Peter, who just turned 15, has limited communication skills, but talks in complete sentences (when he is not repeating dialogue from his favorite children’s videos). He is perfectly capable of getting into the refrigerator to eat leftover pizza or scrounge through the pantry to find his favorite fish crackers. He can get a bowl of cereal without help and microwave things like popcorn. But he cannot live independently. If Peter did, he would burn down the house by lighting candles or the gas stove, he would binge eat all the ice cream in the freezer and never eat a vegetable again, and he would have no means of buying groceries or getting to the store.

So, does this mean he is unworthy of life?

Nazi Germany thought so.

My son’s life would have been considered, “life unworthy of life,” or he would have been classed as a “useless eater” because of his disability.

“Life unworthy of life.”

Think about that for a moment.

Who determines who is worthy of life and who is not?

If we believe in God, and I do, then we would say the He is the ultimate authority on life and life should end on His timetable and not before. But if society removes God from arguments regarding killing the disabled, then who decides? What determines if someone is worthy or not?

Abled-bodied men and women, that’s who. And they decide who lives and who dies based on an increasingly sliding scale of what is a good life and what is not.

And more and more, the Alfie Evans of this world are euthanized—killed—“put out of their misery” because someone, somewhere says these lives aren’t worth it. They argue that it is “futile” to treat them because their condition cannot be improved.

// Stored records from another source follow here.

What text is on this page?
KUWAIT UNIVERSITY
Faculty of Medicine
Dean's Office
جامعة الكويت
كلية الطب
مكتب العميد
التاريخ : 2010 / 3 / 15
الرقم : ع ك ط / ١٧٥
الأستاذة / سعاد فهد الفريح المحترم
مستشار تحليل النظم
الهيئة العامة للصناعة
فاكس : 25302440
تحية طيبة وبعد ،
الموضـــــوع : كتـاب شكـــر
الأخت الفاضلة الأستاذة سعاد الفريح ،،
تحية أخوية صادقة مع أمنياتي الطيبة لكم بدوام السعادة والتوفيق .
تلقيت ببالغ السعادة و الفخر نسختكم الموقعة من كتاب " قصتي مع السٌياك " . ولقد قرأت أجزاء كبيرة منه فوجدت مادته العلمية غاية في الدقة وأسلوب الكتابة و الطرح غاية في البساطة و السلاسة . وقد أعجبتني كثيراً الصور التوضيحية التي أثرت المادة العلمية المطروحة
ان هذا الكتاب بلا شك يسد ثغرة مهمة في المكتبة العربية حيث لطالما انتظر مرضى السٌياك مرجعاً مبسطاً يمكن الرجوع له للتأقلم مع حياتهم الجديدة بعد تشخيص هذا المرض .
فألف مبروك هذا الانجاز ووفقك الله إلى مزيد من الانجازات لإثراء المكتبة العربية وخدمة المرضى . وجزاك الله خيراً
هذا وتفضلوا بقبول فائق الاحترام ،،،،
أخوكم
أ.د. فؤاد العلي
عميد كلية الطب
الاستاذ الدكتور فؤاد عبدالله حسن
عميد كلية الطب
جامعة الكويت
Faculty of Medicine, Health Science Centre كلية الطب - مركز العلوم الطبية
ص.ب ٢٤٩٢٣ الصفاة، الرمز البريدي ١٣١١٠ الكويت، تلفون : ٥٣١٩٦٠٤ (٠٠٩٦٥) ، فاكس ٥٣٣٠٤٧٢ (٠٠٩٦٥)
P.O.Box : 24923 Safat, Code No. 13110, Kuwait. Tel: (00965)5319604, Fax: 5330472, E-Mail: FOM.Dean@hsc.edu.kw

It wasn’t long after Hitler’s propaganda war on people with disabilities that he authorized the T4 or “mercy death” program. According to the U.S. Holocaust Memorial Museum, from 1939 to the end of the war, approximately 275,000 individuals with disabilities were killed in the program.

And it was only a stepping stone to the destruction of millions of Jews in the Holocaust.

Once we determine that there are some lives less worthy than others, it’s only a matter of time until someone determines that those with disabilities, physical or mental, are somehow “less than.”

My son is a human being—not a plant, not a machine. He is distinctly human just like Alfie Evans was and because of this, and no other reason, he deserves to live. Peter—and children like Alfie—should be able to live life to the greatest degree they can simply because they exist.

Proponents describe euthanasia as merciful and compassionate but there is nothing compassionate about killing a vulnerable person with a disability. The “compassion” everyone argues about is based on people in good health looking at someone with a disability and saying to themselves, “I wouldn’t want to live like that.”

To destroy lives because we can’t “cure” them or make them better is a barbarity that harkens back to the days of the Roman Empire when parents who gave birth to a weak child would abandon the child—exposed to the elements and predators—to die. Despite our advancements and our talk of living in the Information Age, it seems we can be just as ignorant and barbaric as our ancient ancestors.

 

 

Embracing Autism

My son, Peter, loves music. He’s learning to play the piano and has been taking lessons from a very, very patient piano teacher. While he is with Ms. Kelly, he is alert and focused, listening as she explains chords or a diminished 5th. One day, I hope to hear him play Mozart or Beethoven with feeling and heart—-because he loves it.

Peter is autistic. His communication skills are on the level of an elementary student. He talks in complete sentences but on his terms–not yours or mine. As much as I wish he were “normal,” he has brought so much joy to our lives! He along with his brother (who is also on the spectrum) and his sister are all we could wish for.

A disability is not a horrible thing. It’s just a difference.